YUMYUMYUMYUMYUMYUM! When are you flying over to cook for your dear boy who has been eating canned beans and Bov Pasta the past 2 weeks! :D

terri@adailyobsession said...

sonia: noodles make a good change once in a while

anncoo: true isn't it, what i said? but they manage to do it well.

jade: i didn't like the girl in love at harvard. she was very 'jiao':D but have you watched my name is kim sam soon? i enjoyed tt! the girl is fun n silly n down to earth

anon: oh i haven;t watched tt. yet :)

lunch guy: you watch korean dramas ?! haha is it bc of the riots n you can't go out?

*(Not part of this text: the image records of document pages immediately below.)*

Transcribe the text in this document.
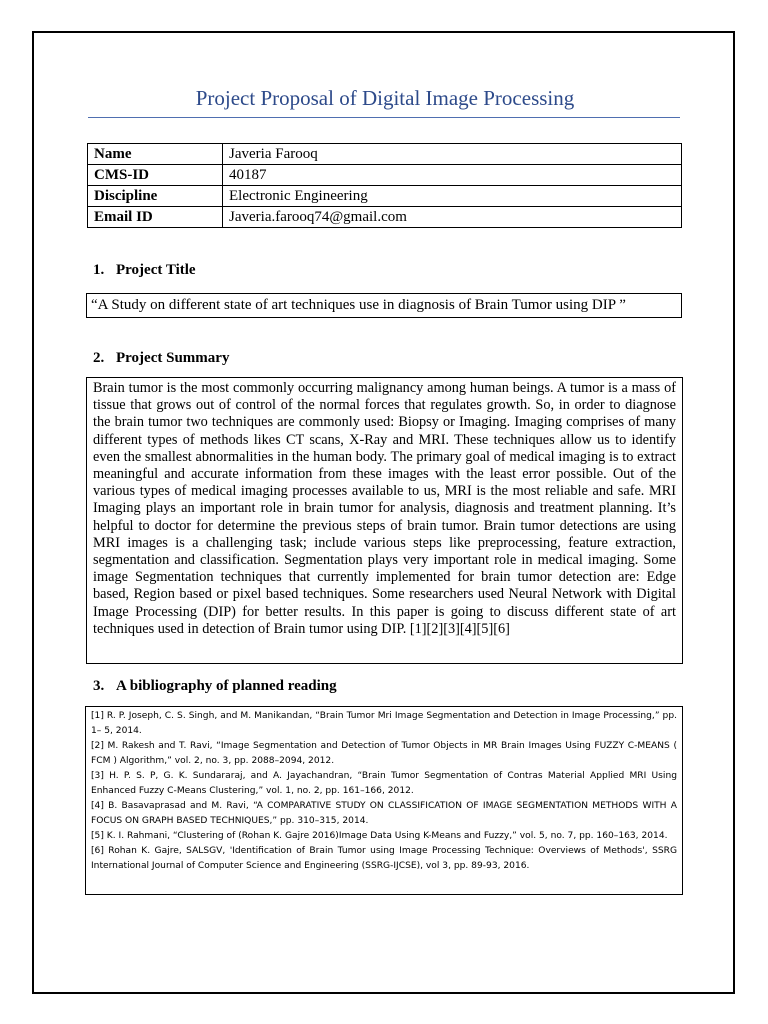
Project Proposal of Digital Image Processing
Name	Javeria Farooq
CMS-ID	40187
Discipline	Electronic Engineering
Email ID	Javeria.farooq74@gmail.com
1. Project Title
“A Study on different state of art techniques use in diagnosis of Brain Tumor using DIP ”
2. Project Summary
Brain tumor is the most commonly occurring malignancy among human beings. A tumor is a mass of tissue that grows out of control of the normal forces that regulates growth. So, in order to diagnose the brain tumor two techniques are commonly used: Biopsy or Imaging. Imaging comprises of many different types of methods likes CT scans, X-Ray and MRI. These techniques allow us to identify even the smallest abnormalities in the human body. The primary goal of medical imaging is to extract meaningful and accurate information from these images with the least error possible. Out of the various types of medical imaging processes available to us, MRI is the most reliable and safe. MRI Imaging plays an important role in brain tumor for analysis, diagnosis and treatment planning. It’s helpful to doctor for determine the previous steps of brain tumor. Brain tumor detections are using MRI images is a challenging task; include various steps like preprocessing, feature extraction, segmentation and classification. Segmentation plays very important role in medical imaging. Some image Segmentation techniques that currently implemented for brain tumor detection are: Edge based, Region based or pixel based techniques. Some researchers used Neural Network with Digital Image Processing (DIP) for better results. In this paper is going to discuss different state of art techniques used in detection of Brain tumor using DIP. [1][2][3][4][5][6]
3. A bibliography of planned reading

[1] R. P. Joseph, C. S. Singh, and M. Manikandan, “Brain Tumor Mri Image Segmentation and Detection in Image Processing,” pp. 1– 5, 2014.

[2] M. Rakesh and T. Ravi, “Image Segmentation and Detection of Tumor Objects in MR Brain Images Using FUZZY C-MEANS ( FCM ) Algorithm,” vol. 2, no. 3, pp. 2088–2094, 2012.

[3] H. P. S. P, G. K. Sundararaj, and A. Jayachandran, “Brain Tumor Segmentation of Contras Material Applied MRI Using Enhanced Fuzzy C-Means Clustering,” vol. 1, no. 2, pp. 161–166, 2012.

[4] B. Basavaprasad and M. Ravi, “A COMPARATIVE STUDY ON CLASSIFICATION OF IMAGE SEGMENTATION METHODS WITH A FOCUS ON GRAPH BASED TECHNIQUES,” pp. 310–315, 2014.

[5] K. I. Rahmani, “Clustering of (Rohan K. Gajre 2016)Image Data Using K-Means and Fuzzy,” vol. 5, no. 7, pp. 160–163, 2014.

[6] Rohan K. Gajre, SALSGV, 'Identification of Brain Tumor using Image Processing Technique: Overviews of Methods', SSRG International Journal of Computer Science and Engineering (SSRG-IJCSE), vol 3, pp. 89-93, 2016.
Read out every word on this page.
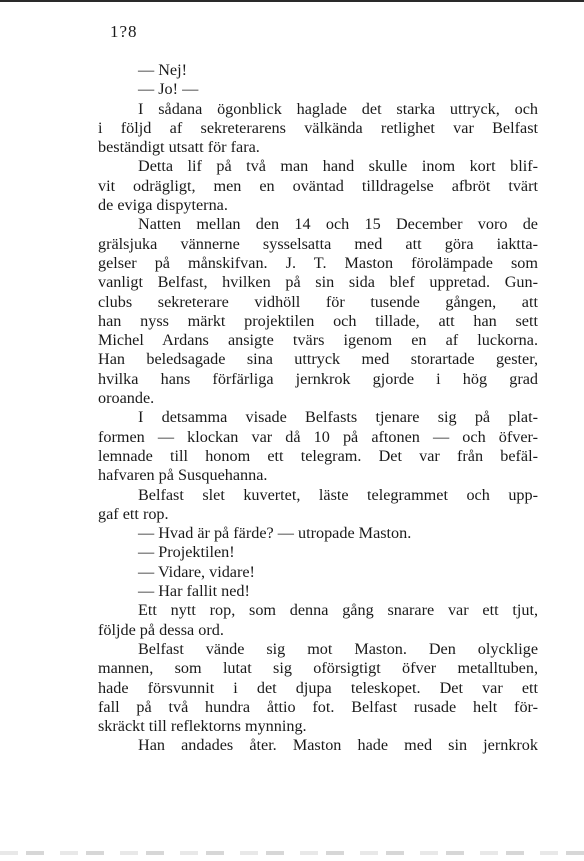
1?8
— Nej!
— Jo! —
I sådana ögonblick haglade det starka uttryck, och
i följd af sekreterarens välkända retlighet var Belfast
beständigt utsatt för fara.
Detta lif på två man hand skulle inom kort blif-
vit odrägligt, men en oväntad tilldragelse afbröt tvärt
de eviga dispyterna.
Natten mellan den 14 och 15 December voro de
grälsjuka vännerne sysselsatta med att göra iaktta-
gelser på månskifvan. J. T. Maston förolämpade som
vanligt Belfast, hvilken på sin sida blef uppretad. Gun-
clubs sekreterare vidhöll för tusende gången, att
han nyss märkt projektilen och tillade, att han sett
Michel Ardans ansigte tvärs igenom en af luckorna.
Han beledsagade sina uttryck med storartade gester,
hvilka hans förfärliga jernkrok gjorde i hög grad
oroande.
I detsamma visade Belfasts tjenare sig på plat-
formen — klockan var då 10 på aftonen — och öfver-
lemnade till honom ett telegram. Det var från befäl-
hafvaren på Susquehanna.
Belfast slet kuvertet, läste telegrammet och upp-
gaf ett rop.
— Hvad är på färde? — utropade Maston.
— Projektilen!
— Vidare, vidare!
— Har fallit ned!
Ett nytt rop, som denna gång snarare var ett tjut,
följde på dessa ord.
Belfast vände sig mot Maston. Den olycklige
mannen, som lutat sig oförsigtigt öfver metalltuben,
hade försvunnit i det djupa teleskopet. Det var ett
fall på två hundra åttio fot. Belfast rusade helt för-
skräckt till reflektorns mynning.
Han andades åter. Maston hade med sin jernkrok
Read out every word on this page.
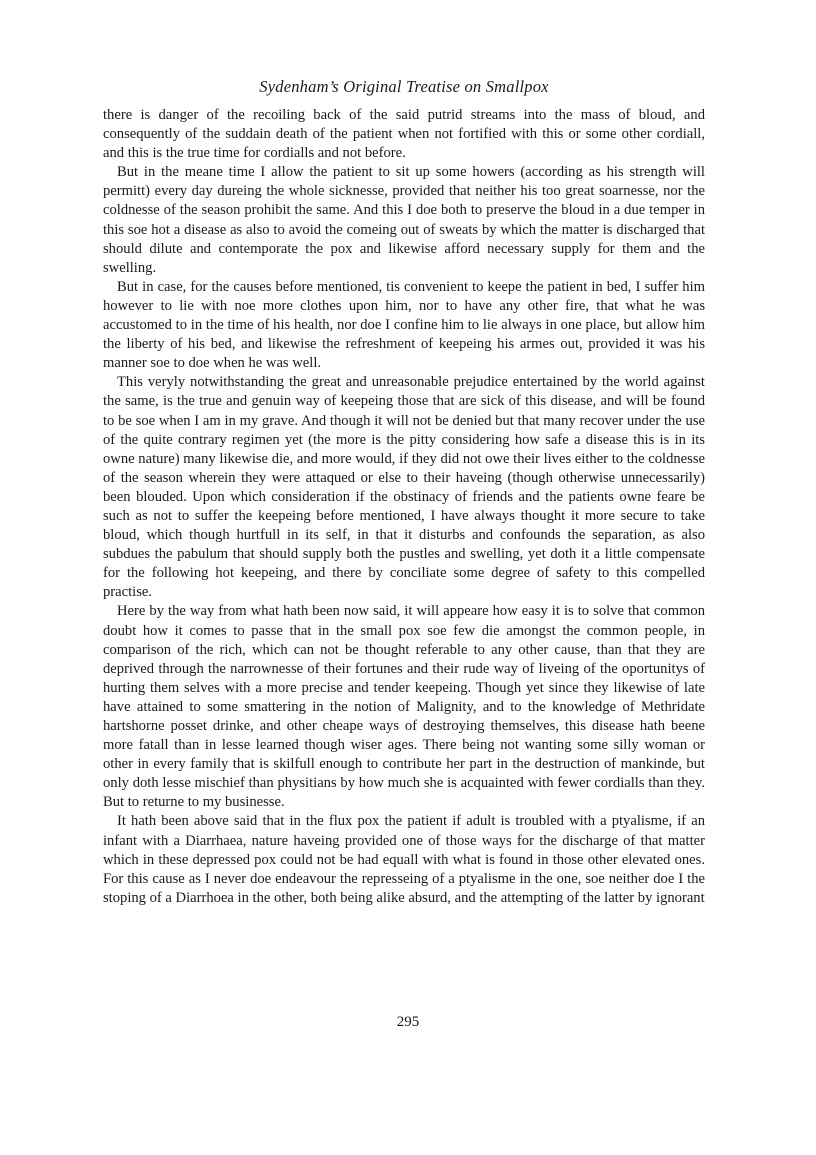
Sydenham’s Original Treatise on Smallpox

there is danger of the recoiling back of the said putrid streams into the mass of bloud, and consequently of the suddain death of the patient when not fortified with this or some other cordiall, and this is the true time for cordialls and not before.

But in the meane time I allow the patient to sit up some howers (according as his strength will permitt) every day dureing the whole sicknesse, provided that neither his too great soarnesse, nor the coldnesse of the season prohibit the same. And this I doe both to preserve the bloud in a due temper in this soe hot a disease as also to avoid the comeing out of sweats by which the matter is discharged that should dilute and contemporate the pox and likewise afford necessary supply for them and the swelling.

But in case, for the causes before mentioned, tis convenient to keepe the patient in bed, I suffer him however to lie with noe more clothes upon him, nor to have any other fire, that what he was accustomed to in the time of his health, nor doe I confine him to lie always in one place, but allow him the liberty of his bed, and likewise the refreshment of keepeing his armes out, provided it was his manner soe to doe when he was well.

This veryly notwithstanding the great and unreasonable prejudice entertained by the world against the same, is the true and genuin way of keepeing those that are sick of this disease, and will be found to be soe when I am in my grave. And though it will not be denied but that many recover under the use of the quite contrary regimen yet (the more is the pitty considering how safe a disease this is in its owne nature) many likewise die, and more would, if they did not owe their lives either to the coldnesse of the season wherein they were attaqued or else to their haveing (though otherwise unnecessarily) been blouded. Upon which consideration if the obstinacy of friends and the patients owne feare be such as not to suffer the keepeing before mentioned, I have always thought it more secure to take bloud, which though hurtfull in its self, in that it disturbs and confounds the separation, as also subdues the pabulum that should supply both the pustles and swelling, yet doth it a little compensate for the following hot keepeing, and there by conciliate some degree of safety to this compelled practise.

Here by the way from what hath been now said, it will appeare how easy it is to solve that common doubt how it comes to passe that in the small pox soe few die amongst the common people, in comparison of the rich, which can not be thought referable to any other cause, than that they are deprived through the narrownesse of their fortunes and their rude way of liveing of the oportunitys of hurting them selves with a more precise and tender keepeing. Though yet since they likewise of late have attained to some smattering in the notion of Malignity, and to the knowledge of Methridate hartshorne posset drinke, and other cheape ways of destroying themselves, this disease hath beene more fatall than in lesse learned though wiser ages. There being not wanting some silly woman or other in every family that is skilfull enough to contribute her part in the destruction of mankinde, but only doth lesse mischief than physitians by how much she is acquainted with fewer cordialls than they. But to returne to my businesse.

It hath been above said that in the flux pox the patient if adult is troubled with a ptyalisme, if an infant with a Diarrhaea, nature haveing provided one of those ways for the discharge of that matter which in these depressed pox could not be had equall with what is found in those other elevated ones. For this cause as I never doe endeavour the represseing of a ptyalisme in the one, soe neither doe I the stoping of a Diarrhoea in the other, both being alike absurd, and the attempting of the latter by ignorant

295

i love korean cusine, we all do in the family except my hub. i plan to take him to korea (where i stayed for 3 weeks doing a banking course) one day n i'm confident he'll come away loving korean food. most ppl dismiss korean food as too humble, too spicy, too little meat. they don't get it.

you watch chinese dramas too? i only watch the period dramas, full of beautiful costumes (esp the mainland chinese dramas), traditions n ancient history. i avoid the present day dramas, all rubbish. i totally hate taiwanese dramas. the acting is the most exaggerated, over the top n the actresses all look the same bc they go to the same plastic surgeon.

javapot: did u notice they eat their instant noodles straight from the pot? the japs would roll their eyes..

daomingsi: i go to korean mini markets, many here. lots of koreans live here on the second home program. they found malaysia's best kept secret!

plainjane: you mean i see you bc you're always on stage:DD

nee: bc in korea jja jang myun is found in chinese restaurants??

aggie: u r the second one to mention soju so i must check tt.

ming: u eat canned food? ha. and i can fly.

~ fresh ~ said...

mostly i watch movies, all kinds except ghost movies, slasher movies and messy alien movies. i particularly like the korean detective stories or romantic comedies. recently i have watched almost everything that Jun Ji-hyun and Min-a shin have been in. good detective/crime style dramas would be Memories of Murder, Chaser and Old Boy. and it all goes good with bbq & kim chi.

and if you go there, rent a car and go to this place: [ http://www.sacred-destinations.com/south-korea/haeinsa.htm ] Haeinsa (해인사, "Reflections on a Smooth Sea") is an important Buddhist temple on Gaya Mountain in Gyeongsang province, South Korea. Founded in the 9th century and rebuilt in the 19th century, it is best known for its complete copy of the Buddhist scriptures, the Tripitaka Koreana.

in that same general area are some hot spring spas. you can sit in the springs outside and look up at the mountains and the snow and simply forget about the rest of the world.

all followed by bbq & kim chi.

javapot said...

this is a late response but my theory on why they eat noodles from the pot is because there would be less utensils to wash up. Also I think their kitchen are generally small (probably like your daughter's (read in one of latest post) and probably not much storage for proper utensil etc.) Btw have u tried eating from the pot together with the lid as plate??? Ha ha ha, just for the fun of it, it was interesting and to some extent glad I didn't need to wash extra at the end but think I was brought up differently so its proper bowl for me.

Glad u are enjoying your trip - i'm enjoying your posts.

sin said...

hi. nice recipe. may i know whre i can buy that black bean paste?been searching for long time. can u kindly email me at okirasan@gmail.com
tq so much

Amirhussein Burhanuddin said...

2 la...kt mna nk cari black bean past ni?,,

Amirhussein Burhanuddin said...

Mana nak dpt black bean paste ni ya?